Record Revenue
Revenue of $39.4 million in Q1 2026, a quarterly record, with ~60% of revenue from silver and an average realized silver price of $86.42/oz.
Strong Profitability and Earnings Growth
Net income of $15.9 million ($0.09 diluted EPS) — up from $5.6M ($0.04) in Q1 2025 (~+184% YoY) and up ~51% vs prior quarter ($10.5M). Adjusted earnings were $24.3M ($0.14), up from ~$10.0M ($0.07) in Q1 2025 (~+143%).
Robust Cash Generation and Liquidity
Operating cash flows before working capital adjustments of $18.7 million and free cash flow of $17.2 million (excluding La Preciosa development costs). Cash balance of $139 million (record) and working capital of $140 million; no secured debt other than equipment leases.
Production and Throughput Progress
Quarterly production of ~568,000 silver equivalent ounces. Total mill feed of 185,000 tons, 11% higher than Q1 2025. La Preciosa contributed >14,000 tons during the quarter; throughput averaged ~200–230 tpd at La Preciosa.
Inaugural Mineral Reserve and Resource Milestone
Released inaugural proven & probable mineral reserves of 127 million silver equivalent ounces across three assets (27 million tons at 145 g/t). Measured & Indicated resources: 67 million tons / 301 million AgEq oz at 162 g/t; Inferred: 24.8 million tons / 87.6 million AgEq oz at 123 g/t.
Aggressive Exploration Program
Ambitious 30,000-meter drill program planned across Avino and La Preciosa (15,000 m budgeted for each). As of the call, ~2.6k meters drilled at La Preciosa and ~3k meters at Avino; a fifth drill is being added to scale activity.
Improved Margins and Operating Leverage
Cash-basis margins reported at 68% (excluding depreciation & depletion); mine operating cash flows before taxes of $26.7M demonstrating strong leverage to current metal prices.

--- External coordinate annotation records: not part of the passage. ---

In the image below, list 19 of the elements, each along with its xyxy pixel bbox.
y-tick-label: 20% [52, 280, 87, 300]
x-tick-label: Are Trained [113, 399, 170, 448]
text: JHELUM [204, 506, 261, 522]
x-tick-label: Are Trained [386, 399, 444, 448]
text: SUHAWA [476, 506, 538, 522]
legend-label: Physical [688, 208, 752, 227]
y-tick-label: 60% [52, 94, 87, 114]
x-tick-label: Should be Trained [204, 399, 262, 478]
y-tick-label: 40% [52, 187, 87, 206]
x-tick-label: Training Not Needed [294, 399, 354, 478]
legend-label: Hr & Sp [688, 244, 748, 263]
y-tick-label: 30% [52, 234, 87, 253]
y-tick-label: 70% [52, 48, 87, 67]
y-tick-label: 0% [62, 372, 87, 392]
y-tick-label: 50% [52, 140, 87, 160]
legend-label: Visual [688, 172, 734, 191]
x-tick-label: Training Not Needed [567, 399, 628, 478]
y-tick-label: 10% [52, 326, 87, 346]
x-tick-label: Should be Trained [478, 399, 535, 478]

Unit Costs Largely In Line with Guidance Using Budget Prices
Reported consolidated cash cost per payable AgEq oz of $24.46 and AISC of $34.72. Using 2026 budget prices, cash cost would be $19.82/oz (within guidance $19–$21) and AISC would be $28.14/oz (slightly above guidance). Consolidated cash cost per ton $64.04 (below guidance), all-in per ton ~$90.80 (just above).
Market Recognition and Institutional Interest
Noted growing institutional investor and ETF interest, broadening the shareholder base and market visibility.
Operational and ESG Initiatives
Ongoing community engagement, water recycling, backfilling of underground workings where appropriate, and reclamation efforts; low labor turnover and established local relationships in Durango, Mexico.